Generally I read a mix of modern fiction, chick lit, crime, travel, occasional bio and the odd psychology / management type book.


Hard to pick a favourite writer, there's lots I will automatically buy everything they write, which does create one or two storage issues... If it weren't for the occasionl charity shop purge I would have a job to get through the front door.

This is indeed an interesting thread and just as I like to get music recommendations from a music forum I subscribe to, I shall start reading books recommended by the good folks on here.

I have a pile I need to get through including the 25th anniversary edition of Zen and the Art of Motorcycle Maintenance, but currently on the go am reading a book of articles published by the British Humanist Association on the politics and philosophy of death, called Thinking About Death (which I do, a lot).

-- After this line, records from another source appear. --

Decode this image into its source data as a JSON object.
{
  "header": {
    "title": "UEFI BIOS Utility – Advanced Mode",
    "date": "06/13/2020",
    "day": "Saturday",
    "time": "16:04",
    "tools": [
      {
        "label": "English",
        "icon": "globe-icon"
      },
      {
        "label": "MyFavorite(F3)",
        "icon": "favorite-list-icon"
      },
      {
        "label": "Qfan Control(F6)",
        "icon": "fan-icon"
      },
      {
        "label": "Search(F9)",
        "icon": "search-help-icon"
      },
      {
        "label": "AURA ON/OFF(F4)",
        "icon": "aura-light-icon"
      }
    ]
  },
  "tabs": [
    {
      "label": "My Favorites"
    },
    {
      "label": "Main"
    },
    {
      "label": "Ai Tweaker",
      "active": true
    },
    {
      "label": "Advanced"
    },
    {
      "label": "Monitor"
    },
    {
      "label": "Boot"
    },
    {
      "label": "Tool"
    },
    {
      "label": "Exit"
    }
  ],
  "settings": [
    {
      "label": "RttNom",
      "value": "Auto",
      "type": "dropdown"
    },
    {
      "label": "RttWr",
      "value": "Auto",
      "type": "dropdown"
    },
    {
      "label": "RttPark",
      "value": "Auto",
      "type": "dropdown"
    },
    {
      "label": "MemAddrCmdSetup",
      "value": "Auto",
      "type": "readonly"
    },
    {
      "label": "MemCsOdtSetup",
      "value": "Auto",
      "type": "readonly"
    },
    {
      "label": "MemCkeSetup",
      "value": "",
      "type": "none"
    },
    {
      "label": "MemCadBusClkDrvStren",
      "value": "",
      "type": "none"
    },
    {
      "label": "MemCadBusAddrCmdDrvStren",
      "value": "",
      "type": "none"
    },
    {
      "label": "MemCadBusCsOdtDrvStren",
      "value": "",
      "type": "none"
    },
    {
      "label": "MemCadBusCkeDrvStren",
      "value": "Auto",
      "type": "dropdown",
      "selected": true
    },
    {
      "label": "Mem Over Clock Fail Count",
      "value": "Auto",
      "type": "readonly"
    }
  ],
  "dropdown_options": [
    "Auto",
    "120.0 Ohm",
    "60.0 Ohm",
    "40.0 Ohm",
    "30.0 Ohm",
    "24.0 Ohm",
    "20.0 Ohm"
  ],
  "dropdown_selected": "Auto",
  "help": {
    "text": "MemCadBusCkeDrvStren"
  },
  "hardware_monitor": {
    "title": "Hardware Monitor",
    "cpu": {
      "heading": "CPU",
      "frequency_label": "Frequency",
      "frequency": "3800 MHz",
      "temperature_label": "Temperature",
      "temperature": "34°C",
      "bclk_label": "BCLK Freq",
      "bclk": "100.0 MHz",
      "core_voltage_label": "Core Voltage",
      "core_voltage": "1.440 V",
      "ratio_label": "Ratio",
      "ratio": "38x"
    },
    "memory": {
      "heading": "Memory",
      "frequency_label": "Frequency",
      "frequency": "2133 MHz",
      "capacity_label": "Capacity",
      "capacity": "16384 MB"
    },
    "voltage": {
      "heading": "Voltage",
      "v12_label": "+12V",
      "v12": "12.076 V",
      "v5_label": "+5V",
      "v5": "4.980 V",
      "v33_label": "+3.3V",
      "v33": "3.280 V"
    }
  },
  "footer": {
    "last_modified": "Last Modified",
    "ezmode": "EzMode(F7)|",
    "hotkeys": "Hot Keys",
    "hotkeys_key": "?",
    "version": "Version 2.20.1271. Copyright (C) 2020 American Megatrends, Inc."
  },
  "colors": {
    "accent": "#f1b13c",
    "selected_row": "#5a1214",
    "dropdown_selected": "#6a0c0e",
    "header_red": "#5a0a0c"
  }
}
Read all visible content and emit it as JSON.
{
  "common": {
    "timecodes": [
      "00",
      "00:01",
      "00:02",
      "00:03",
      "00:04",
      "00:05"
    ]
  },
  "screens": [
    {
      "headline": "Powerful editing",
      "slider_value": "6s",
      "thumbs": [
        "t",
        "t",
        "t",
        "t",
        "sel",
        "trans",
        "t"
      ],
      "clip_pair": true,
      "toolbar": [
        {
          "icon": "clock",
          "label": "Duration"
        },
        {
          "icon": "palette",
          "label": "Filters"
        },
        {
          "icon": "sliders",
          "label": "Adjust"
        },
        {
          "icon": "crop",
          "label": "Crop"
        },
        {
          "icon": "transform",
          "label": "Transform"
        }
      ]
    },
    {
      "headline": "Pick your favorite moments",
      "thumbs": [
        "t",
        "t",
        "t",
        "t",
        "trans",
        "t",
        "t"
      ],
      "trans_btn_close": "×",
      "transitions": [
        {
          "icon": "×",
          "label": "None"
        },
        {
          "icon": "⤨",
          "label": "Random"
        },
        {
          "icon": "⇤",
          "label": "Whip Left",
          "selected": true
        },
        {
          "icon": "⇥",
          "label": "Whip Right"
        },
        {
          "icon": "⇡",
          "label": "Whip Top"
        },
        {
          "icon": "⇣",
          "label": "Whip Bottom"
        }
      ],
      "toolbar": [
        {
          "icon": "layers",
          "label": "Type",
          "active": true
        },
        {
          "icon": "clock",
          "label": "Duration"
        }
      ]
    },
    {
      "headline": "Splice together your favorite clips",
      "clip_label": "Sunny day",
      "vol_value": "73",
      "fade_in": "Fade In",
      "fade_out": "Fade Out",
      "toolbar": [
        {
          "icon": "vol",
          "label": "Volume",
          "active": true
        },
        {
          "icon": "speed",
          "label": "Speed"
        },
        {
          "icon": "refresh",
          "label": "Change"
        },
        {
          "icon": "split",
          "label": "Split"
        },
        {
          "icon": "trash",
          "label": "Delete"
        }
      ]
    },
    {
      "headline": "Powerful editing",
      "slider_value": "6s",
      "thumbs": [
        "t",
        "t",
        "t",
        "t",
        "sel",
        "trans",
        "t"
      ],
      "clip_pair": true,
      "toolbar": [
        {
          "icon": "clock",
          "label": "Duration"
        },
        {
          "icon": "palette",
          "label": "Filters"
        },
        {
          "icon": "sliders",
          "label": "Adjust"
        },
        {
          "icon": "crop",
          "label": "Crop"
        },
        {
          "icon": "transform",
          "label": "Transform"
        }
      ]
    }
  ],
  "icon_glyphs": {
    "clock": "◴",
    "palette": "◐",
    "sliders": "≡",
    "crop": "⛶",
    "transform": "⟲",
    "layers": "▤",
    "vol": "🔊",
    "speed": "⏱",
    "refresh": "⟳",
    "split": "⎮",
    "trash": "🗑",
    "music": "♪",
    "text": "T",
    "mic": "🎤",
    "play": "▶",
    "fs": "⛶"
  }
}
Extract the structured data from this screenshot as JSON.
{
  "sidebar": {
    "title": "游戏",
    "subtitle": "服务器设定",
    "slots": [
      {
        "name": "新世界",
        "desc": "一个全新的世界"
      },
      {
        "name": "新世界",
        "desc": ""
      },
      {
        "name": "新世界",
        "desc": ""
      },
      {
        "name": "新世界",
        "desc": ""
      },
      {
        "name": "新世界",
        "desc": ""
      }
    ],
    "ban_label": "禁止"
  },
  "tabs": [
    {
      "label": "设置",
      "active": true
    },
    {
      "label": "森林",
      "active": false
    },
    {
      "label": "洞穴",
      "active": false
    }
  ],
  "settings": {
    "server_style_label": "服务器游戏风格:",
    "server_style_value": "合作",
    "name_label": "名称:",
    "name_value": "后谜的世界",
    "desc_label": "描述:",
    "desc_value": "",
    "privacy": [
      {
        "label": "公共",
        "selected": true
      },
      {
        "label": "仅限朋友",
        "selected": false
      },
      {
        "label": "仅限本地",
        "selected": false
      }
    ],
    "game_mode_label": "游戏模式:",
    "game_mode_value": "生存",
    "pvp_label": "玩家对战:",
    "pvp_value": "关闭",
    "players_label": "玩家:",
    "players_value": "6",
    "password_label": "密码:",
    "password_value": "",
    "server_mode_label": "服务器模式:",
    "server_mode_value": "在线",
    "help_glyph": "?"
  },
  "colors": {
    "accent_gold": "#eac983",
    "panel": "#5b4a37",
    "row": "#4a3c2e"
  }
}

I'm a happy person honest!

I've been trying to get through Shepperton Babylon: The Lost Worlds Of British Cinema by Matthew Sweet. I - like others, perhaps - was expecting a UK version of Kenneth Anger's two Hollywood Babylon books but it's somewhat less racy.


The recent Radio 4 dramatisation made me pull (Kathrine) Kressmann Taylor's novella Address Unknown it off the shelves to re-read. Chilling and thoroughly recommended.